Corporate Venture, quand agilité rime avec croissance

L’union ferait-elle la force ? Un nombre croissant de grands groupes comme d’entreprises moyennes investissent – généralement de façon minoritaire – dans des start-up, devenant ainsi des acteurs du capital risque. La montée en puissance du Corporate Venture Capital ne se dément pas, notamment aux États-Unis où plus de 100 CVC sont actifs, pour des montants gérés de 7 milliards d’euros[1]. Le marché français du CVC, qui représente 300 millions d’euros, tend toutefois à devenir un des plus actifs en Europe.

Les temps sont loin où seules les entreprises de la pharmacie et de la technologie étaient concernées. Si les sociétés visées sont majoritairement celles du numérique, des sciences de la vie et les Cleantech, la plupart des secteurs sont désormais concernés (banque-assurance, aéronautique, grande distribution, industrie alimentaire, énergie, médias, cosmétiques…) avec des synergies variables entre le groupe et la start-up. L’innovation étant la composante centrale de la croissance, l’enjeu pour le groupe est de capter l’agilité pour pérenniser son activité, voire repenser son modèle économique, tout en restant maître du jeu.

Le développement des CVC s’explique aussi par l’interdépendance croissante des fonds d’investissement d’entreprises avec les fonds d’investissement classiques soucieux de rapprocher rapidement leurs poulains des grands groupes. Attention toutefois : la masse d’investissements disponible peut conduire à une survalorisation des start-up par les groupes !

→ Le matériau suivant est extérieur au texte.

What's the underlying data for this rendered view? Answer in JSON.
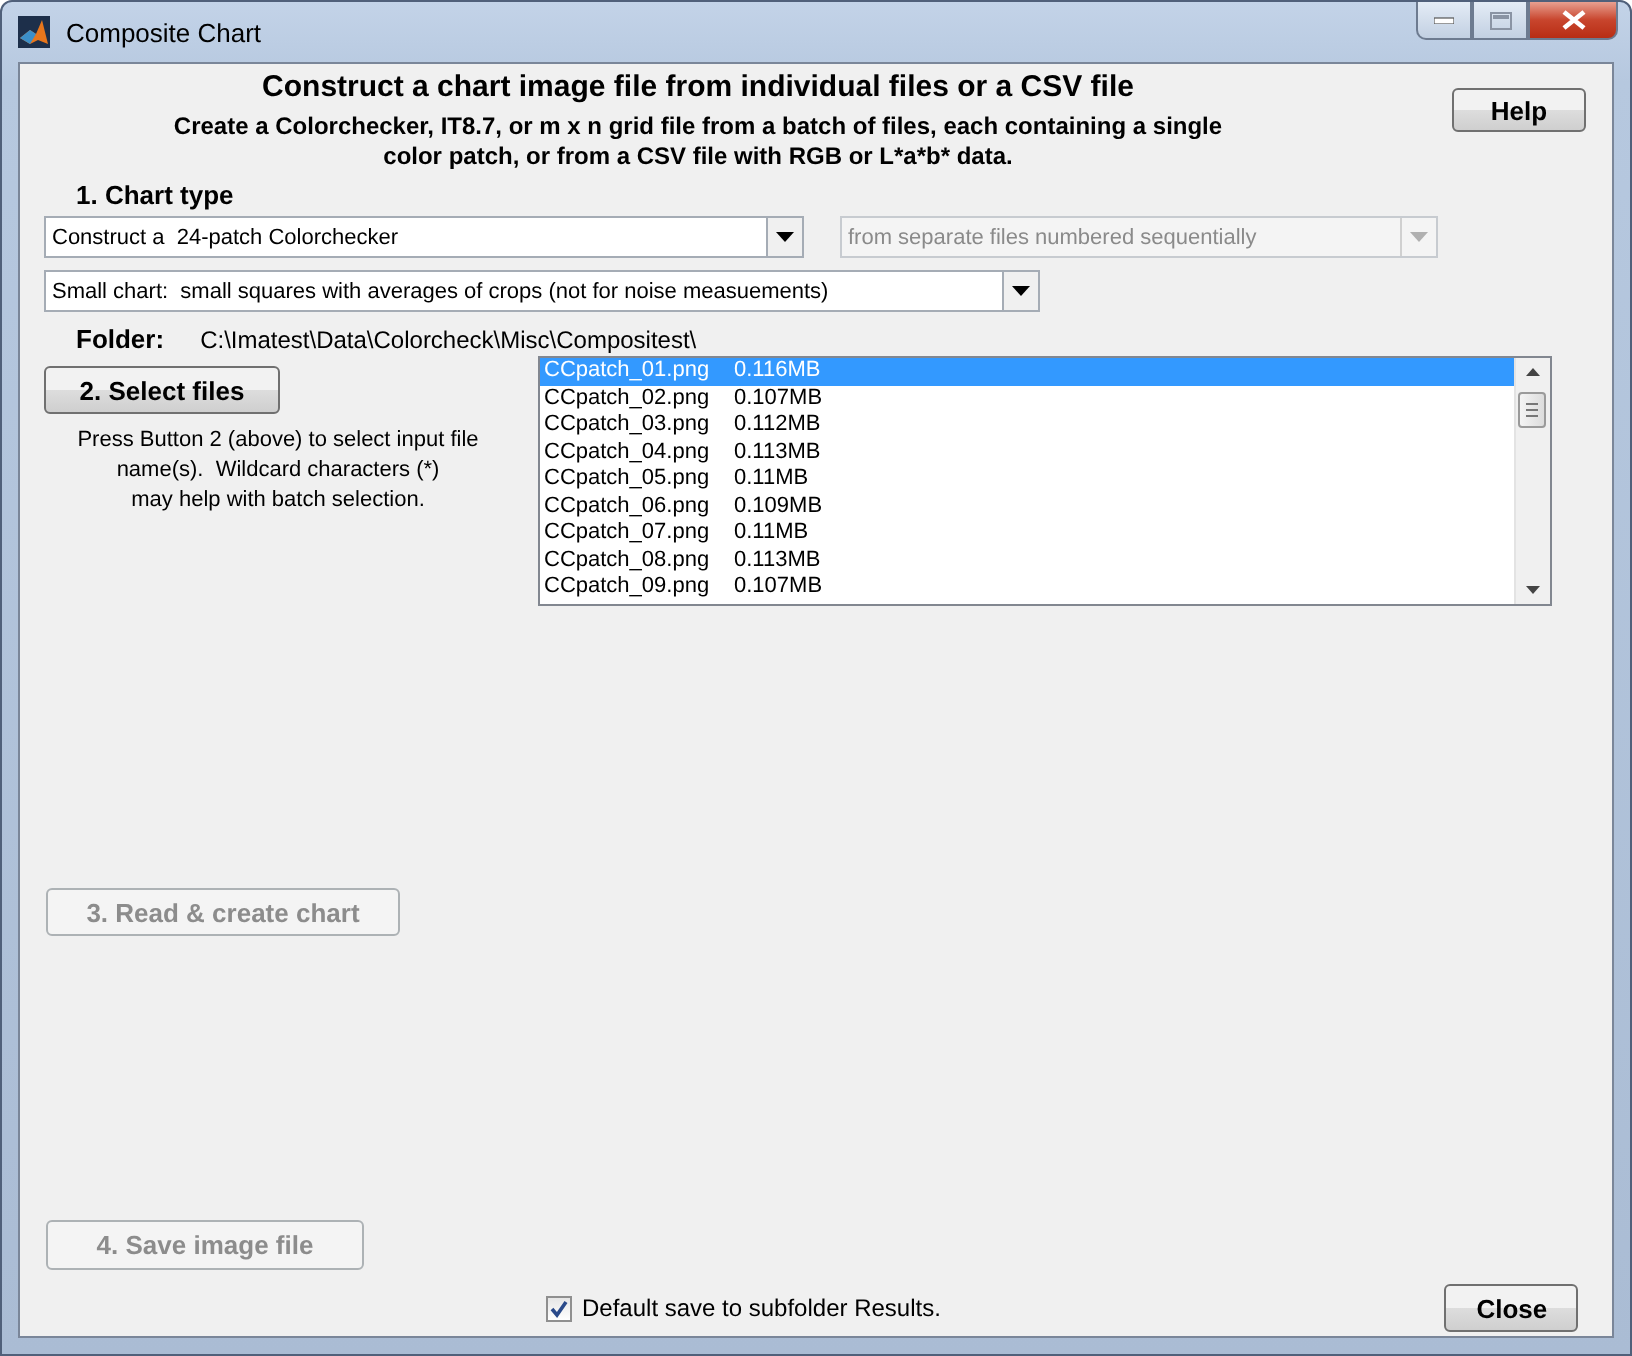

Distincts d’autres formes de collaboration (incubateurs, accélérateurs, hackathons…), les CVC exercent systématiquement le double rôle d’investisseur et de détecteur d’innovation aux côtés d’autres investisseurs. Ils peuvent être investisseurs (Limited Partner) dans un fonds d’investissement géré par une société de gestion de Private Equity ou Venture capital, ou bien représenter une structure ad hoc souvent pilotée par les équipes M&A des grands groupes mais dotée d’une organisation et d’une gouvernance dédiées. Quant aux façons de travailler, elles varient selon la maturité stratégique et la taille des groupes investisseurs.

L’article récent de Kasia Kalewska, membre de la SFAF et conseil indépendant en Private Equity[2] est complété ici par plusieurs témoignages permettant de comprendre l’évolution de cette activité et d’en dessiner les perspectives d’avenir.

Michèle Hénaff, rédactrice en chef de la revue Analyse financière
Dossier coordonné par Anne Bechet, journaliste, et Jean-Yves Léger, membre du comité de rédaction de la revue Analyse financière.

[1] Source BPI France.

[2] La revue Analyse financière n°65 (octobre-décembre 2017) – p.9.